Johnson "is in cahoots with the DUP" to hinder the formation of a government in Northern Ireland, Sinn Féin leader Mary Lou McDonald has assured. The PM is "recklessly and cynically" supporting the DUP in a "calculated game" over the Brexit Protocol.

This Saturday the highest governing body of Sinn Féin (ard chomhairle) met in Dublin and Johnson is scheduled to visit Belfast on Monday to meet with the leaders of the region.

"The DUP has not only prevented the formation of a government, but also tries to veto the operation of the Assembly. It is outrageous," added McDonald. "And the British government has helped the DUP in this blocking tactic. They must desist and when we meet Boris Johnson on Monday we will make that very clear to them," she stressed.

In addition, he has warned of the "danger" that London takes a unilateral decision on the Protocol. "We are going to make it clear that the Protocol is not going to disappear. It is necessary for the Brexit that the Conservative Party and the DUP defended to work," she explained. "The British Government cannot use Ireland as a pawn.
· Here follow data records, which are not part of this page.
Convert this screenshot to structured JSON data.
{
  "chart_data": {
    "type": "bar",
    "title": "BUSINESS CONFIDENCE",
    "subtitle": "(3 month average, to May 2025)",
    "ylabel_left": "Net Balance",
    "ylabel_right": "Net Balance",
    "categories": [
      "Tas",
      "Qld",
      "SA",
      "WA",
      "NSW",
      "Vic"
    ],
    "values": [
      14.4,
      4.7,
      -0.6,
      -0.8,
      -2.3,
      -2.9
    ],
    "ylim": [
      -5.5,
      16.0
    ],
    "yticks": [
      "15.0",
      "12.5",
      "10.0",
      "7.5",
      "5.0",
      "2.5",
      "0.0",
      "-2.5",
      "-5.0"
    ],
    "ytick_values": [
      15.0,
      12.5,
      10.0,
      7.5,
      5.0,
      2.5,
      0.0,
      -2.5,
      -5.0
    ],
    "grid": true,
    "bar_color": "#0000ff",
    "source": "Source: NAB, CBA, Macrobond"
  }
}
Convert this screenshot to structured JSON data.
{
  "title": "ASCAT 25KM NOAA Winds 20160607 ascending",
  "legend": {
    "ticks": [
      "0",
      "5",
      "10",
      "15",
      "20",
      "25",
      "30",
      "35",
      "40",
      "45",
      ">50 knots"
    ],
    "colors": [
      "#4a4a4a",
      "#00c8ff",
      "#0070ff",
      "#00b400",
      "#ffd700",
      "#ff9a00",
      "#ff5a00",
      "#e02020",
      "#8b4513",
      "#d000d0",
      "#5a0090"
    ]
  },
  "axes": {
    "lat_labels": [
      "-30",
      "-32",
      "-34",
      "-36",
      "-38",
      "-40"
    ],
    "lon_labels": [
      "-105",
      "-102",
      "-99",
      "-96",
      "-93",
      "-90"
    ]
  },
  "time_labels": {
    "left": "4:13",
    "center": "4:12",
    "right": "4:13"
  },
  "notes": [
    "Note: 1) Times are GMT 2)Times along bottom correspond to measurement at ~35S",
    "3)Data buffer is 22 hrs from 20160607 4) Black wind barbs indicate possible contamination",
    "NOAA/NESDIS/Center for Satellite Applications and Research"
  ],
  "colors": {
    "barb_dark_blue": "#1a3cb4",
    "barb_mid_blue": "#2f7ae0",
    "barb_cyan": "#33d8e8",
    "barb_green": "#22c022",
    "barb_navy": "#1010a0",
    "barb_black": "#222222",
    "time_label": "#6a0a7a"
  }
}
We are not going to be collateral damage in the Brexit negotiations," he stressed.

Sinn Féin led by Michelle O'Neill has won 27 of the 90 seats in the Northern Ireland Assembly and is the leading political force ahead of the DUP (25) and the Alliance Party (17). The Ulster Unionists Party has nine seats and the Social Democratic and Labor Party has eight seats. The inaugural session of the new Northern Irish Parliament is scheduled for next Friday.

It is the first time that the Republicans have won an election since Northern Ireland's self-governing institutions were created as a result of the 1998 Good Friday Agreements that ended decades of armed political violence in Northern Ireland and the surrender of the Republican Army's weapons. Irish (IRA).